Almost every aspect of World War II combat is modeled in this amazingly detailed game. Units can dig in, limber and unlimber artillery, move by rail, re-organize armored units to move quickly by road (which can become deadly fast if you are attacked while in a road travel line), call in air support both for ground strikes and reconnaissance, lay land mines, etc. After each two hour turn, the computer gives you a complete report of your armies including what units are out of command, re-organizing after battle damage, getting replacements troops, trucks or tanks, rallied from disruptions or routes, etc. For each turn you also have a weather report. The game also tracks the hours of the day and night and how the time of day reflects combat conditions.
The artificial intelligence is incredibly competent without being annoyingly infallible. A tribute to the programming skills of John Tiller Software. For those who wish to challenge their friends to a great wargame, options are available for play by email. LAN play, two player hot seat, or live internet play. Single-player games may be played from both the Russian or German sides.
The game map itself is huge; the hex-based map covers over 95,000 hexes of detailed terrain. But don’t let this overwhelm you; the players can zoom in to specific areas for a detailed view of units and terrain. You can also scroll around the map in both zoom in and zoom out mode.
The only downside to the scope covered by this game is the time it takes for the turns to play out. Sometimes, it takes up to an hour to cover each two-hour turn as you wait and watch the computer move and attack with each unit. This can make a 48-turn game scenario take 24 hours to complete. It does make for an incredible play-hours-to-price-ratio though.
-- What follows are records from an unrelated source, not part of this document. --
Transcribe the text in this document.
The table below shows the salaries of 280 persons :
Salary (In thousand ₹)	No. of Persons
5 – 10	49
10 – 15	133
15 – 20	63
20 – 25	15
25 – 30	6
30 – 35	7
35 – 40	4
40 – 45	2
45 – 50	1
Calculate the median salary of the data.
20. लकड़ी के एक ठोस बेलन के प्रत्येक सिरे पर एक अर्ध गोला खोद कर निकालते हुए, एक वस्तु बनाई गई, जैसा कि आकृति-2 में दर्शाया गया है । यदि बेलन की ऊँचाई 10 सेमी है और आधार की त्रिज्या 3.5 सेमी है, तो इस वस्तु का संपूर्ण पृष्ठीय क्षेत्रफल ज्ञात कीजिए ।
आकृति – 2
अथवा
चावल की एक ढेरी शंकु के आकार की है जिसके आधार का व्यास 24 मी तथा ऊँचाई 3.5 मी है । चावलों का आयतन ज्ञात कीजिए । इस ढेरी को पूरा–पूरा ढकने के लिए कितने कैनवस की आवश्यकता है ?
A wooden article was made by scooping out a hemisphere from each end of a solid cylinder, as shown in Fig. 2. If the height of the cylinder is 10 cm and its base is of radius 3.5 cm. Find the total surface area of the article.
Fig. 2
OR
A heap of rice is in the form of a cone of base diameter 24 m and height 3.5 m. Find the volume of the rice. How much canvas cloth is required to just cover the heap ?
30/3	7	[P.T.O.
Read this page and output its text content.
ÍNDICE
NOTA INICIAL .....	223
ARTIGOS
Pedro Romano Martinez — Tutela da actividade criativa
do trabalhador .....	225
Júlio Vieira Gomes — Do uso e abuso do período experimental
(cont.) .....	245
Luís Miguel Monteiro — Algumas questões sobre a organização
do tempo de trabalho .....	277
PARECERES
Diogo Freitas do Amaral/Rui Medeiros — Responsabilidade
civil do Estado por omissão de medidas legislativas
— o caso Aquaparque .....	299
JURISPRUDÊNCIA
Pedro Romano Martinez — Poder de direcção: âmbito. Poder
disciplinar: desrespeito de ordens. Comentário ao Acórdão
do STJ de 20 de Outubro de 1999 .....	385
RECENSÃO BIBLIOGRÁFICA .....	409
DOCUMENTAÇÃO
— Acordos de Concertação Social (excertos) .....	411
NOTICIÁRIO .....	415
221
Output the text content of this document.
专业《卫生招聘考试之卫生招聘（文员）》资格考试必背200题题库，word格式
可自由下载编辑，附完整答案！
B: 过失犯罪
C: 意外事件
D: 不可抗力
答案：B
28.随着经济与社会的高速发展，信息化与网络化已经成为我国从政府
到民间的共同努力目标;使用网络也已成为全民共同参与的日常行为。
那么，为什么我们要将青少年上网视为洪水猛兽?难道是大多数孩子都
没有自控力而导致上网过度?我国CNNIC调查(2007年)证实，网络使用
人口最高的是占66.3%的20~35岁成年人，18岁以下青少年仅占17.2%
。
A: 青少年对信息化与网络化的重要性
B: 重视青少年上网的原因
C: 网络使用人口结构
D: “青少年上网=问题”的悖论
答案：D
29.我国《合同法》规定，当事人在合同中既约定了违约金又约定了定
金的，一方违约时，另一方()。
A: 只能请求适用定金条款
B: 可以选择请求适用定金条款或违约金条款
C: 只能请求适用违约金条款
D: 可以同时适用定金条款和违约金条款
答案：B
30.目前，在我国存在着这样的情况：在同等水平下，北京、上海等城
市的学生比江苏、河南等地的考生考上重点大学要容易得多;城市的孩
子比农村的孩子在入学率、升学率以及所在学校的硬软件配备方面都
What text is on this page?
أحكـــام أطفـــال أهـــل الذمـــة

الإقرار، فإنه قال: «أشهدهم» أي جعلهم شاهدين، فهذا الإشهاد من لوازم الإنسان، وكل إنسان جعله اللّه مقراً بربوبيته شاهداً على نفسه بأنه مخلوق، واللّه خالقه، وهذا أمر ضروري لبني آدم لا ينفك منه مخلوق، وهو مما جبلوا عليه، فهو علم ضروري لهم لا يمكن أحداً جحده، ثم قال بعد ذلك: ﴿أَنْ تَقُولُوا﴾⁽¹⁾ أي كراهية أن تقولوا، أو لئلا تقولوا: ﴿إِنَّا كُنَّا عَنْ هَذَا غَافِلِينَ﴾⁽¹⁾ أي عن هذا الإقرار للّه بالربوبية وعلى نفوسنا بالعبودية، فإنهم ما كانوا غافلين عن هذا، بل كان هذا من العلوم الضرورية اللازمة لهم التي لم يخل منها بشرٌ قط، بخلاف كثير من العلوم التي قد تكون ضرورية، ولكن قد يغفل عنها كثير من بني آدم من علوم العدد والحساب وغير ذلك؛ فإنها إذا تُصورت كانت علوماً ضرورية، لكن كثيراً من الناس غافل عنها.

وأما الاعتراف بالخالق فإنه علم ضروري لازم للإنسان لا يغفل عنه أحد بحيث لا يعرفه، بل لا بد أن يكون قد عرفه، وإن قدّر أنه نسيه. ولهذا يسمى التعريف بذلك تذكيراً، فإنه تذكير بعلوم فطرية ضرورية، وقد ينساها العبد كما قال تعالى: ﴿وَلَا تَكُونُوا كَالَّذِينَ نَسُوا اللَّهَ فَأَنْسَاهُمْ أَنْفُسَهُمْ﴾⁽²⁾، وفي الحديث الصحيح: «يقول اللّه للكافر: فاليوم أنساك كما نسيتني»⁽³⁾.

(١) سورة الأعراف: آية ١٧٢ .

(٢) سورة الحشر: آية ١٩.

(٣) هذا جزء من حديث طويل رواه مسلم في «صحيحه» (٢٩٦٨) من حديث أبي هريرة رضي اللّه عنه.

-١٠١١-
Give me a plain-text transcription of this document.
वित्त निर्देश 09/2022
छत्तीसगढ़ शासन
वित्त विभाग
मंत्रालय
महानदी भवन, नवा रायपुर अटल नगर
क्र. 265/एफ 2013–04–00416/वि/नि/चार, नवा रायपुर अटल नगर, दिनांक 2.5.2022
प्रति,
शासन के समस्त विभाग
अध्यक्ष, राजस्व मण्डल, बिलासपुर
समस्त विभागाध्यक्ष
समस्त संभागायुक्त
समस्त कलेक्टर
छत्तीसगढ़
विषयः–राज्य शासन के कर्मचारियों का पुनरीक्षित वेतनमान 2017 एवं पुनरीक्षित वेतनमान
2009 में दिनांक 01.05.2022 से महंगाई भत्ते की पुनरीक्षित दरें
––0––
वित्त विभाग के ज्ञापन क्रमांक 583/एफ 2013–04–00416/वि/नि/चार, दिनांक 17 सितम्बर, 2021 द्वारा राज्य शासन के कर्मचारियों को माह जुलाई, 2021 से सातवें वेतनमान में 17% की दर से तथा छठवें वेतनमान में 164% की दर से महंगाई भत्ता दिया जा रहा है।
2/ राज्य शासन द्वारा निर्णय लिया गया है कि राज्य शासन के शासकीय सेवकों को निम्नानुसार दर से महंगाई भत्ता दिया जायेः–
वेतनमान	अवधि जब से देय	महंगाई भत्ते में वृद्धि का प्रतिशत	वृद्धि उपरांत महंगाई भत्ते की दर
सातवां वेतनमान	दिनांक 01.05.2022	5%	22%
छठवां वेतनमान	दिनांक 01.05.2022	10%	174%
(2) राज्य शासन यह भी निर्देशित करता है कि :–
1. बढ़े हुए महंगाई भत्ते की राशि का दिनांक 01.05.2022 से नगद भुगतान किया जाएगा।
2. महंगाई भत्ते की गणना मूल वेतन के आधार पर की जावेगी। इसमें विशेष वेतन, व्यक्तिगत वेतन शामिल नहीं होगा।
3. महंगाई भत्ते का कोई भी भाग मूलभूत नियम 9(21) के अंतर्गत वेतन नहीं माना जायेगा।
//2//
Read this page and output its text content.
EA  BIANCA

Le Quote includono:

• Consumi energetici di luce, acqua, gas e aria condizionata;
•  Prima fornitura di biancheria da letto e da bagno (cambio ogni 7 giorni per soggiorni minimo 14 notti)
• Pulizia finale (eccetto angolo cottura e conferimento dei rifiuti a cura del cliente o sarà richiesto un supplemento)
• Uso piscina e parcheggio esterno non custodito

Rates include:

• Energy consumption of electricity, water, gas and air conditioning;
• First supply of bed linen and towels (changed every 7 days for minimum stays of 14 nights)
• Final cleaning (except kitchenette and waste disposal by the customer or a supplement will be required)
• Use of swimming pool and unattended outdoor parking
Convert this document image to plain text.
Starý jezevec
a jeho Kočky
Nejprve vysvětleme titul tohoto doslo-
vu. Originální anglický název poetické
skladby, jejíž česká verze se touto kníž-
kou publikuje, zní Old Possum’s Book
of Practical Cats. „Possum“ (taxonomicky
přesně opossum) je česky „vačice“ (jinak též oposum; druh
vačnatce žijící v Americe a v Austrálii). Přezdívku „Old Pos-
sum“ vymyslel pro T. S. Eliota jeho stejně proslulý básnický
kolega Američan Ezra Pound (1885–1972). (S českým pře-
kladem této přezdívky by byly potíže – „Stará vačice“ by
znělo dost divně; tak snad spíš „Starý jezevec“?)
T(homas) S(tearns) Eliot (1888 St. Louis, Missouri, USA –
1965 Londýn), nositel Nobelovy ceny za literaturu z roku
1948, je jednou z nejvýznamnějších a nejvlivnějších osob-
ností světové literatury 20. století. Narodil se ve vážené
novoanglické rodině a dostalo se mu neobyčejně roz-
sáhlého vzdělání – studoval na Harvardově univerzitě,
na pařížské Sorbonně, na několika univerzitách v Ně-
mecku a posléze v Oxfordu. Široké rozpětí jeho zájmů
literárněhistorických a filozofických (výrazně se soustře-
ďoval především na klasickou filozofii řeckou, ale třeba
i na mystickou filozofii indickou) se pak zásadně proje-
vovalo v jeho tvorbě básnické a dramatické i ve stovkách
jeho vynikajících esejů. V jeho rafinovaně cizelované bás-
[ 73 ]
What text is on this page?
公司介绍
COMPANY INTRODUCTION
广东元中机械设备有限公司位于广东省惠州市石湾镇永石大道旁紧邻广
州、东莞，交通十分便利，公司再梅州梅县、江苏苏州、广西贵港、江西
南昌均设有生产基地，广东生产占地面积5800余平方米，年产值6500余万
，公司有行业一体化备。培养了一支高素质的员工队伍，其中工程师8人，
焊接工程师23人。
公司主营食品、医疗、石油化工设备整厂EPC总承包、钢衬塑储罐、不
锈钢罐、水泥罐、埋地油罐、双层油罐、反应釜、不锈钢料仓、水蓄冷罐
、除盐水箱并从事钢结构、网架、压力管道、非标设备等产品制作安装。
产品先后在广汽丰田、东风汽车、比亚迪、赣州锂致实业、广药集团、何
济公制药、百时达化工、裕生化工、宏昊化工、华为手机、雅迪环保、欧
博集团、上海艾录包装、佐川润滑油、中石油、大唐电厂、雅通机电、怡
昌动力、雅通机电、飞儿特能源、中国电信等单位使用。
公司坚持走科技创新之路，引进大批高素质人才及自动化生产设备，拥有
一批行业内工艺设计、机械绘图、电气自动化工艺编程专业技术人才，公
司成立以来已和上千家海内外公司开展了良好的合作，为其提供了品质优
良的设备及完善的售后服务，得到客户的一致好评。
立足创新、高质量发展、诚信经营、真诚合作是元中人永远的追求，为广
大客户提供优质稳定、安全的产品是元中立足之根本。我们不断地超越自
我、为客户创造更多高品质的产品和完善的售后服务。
All in all, Panzer Campaigns: Kharkov ’43 is a must for any fan of strategic war games and a tribute to the programming skills of John Tiller Software.
Armchair General Rating: 94 %
About the author:
A college film instructor and founder of Nouveau Cinema Group, Inc., an organization which rescues old movie theaters, Richard Martin has also worked in the legal and real estate professions, is involved in video production, film criticism, sports shooting and is an avid World War I and II gamer who can remember war games which came in plastic bags and cost $2.99 (he’s really that old)!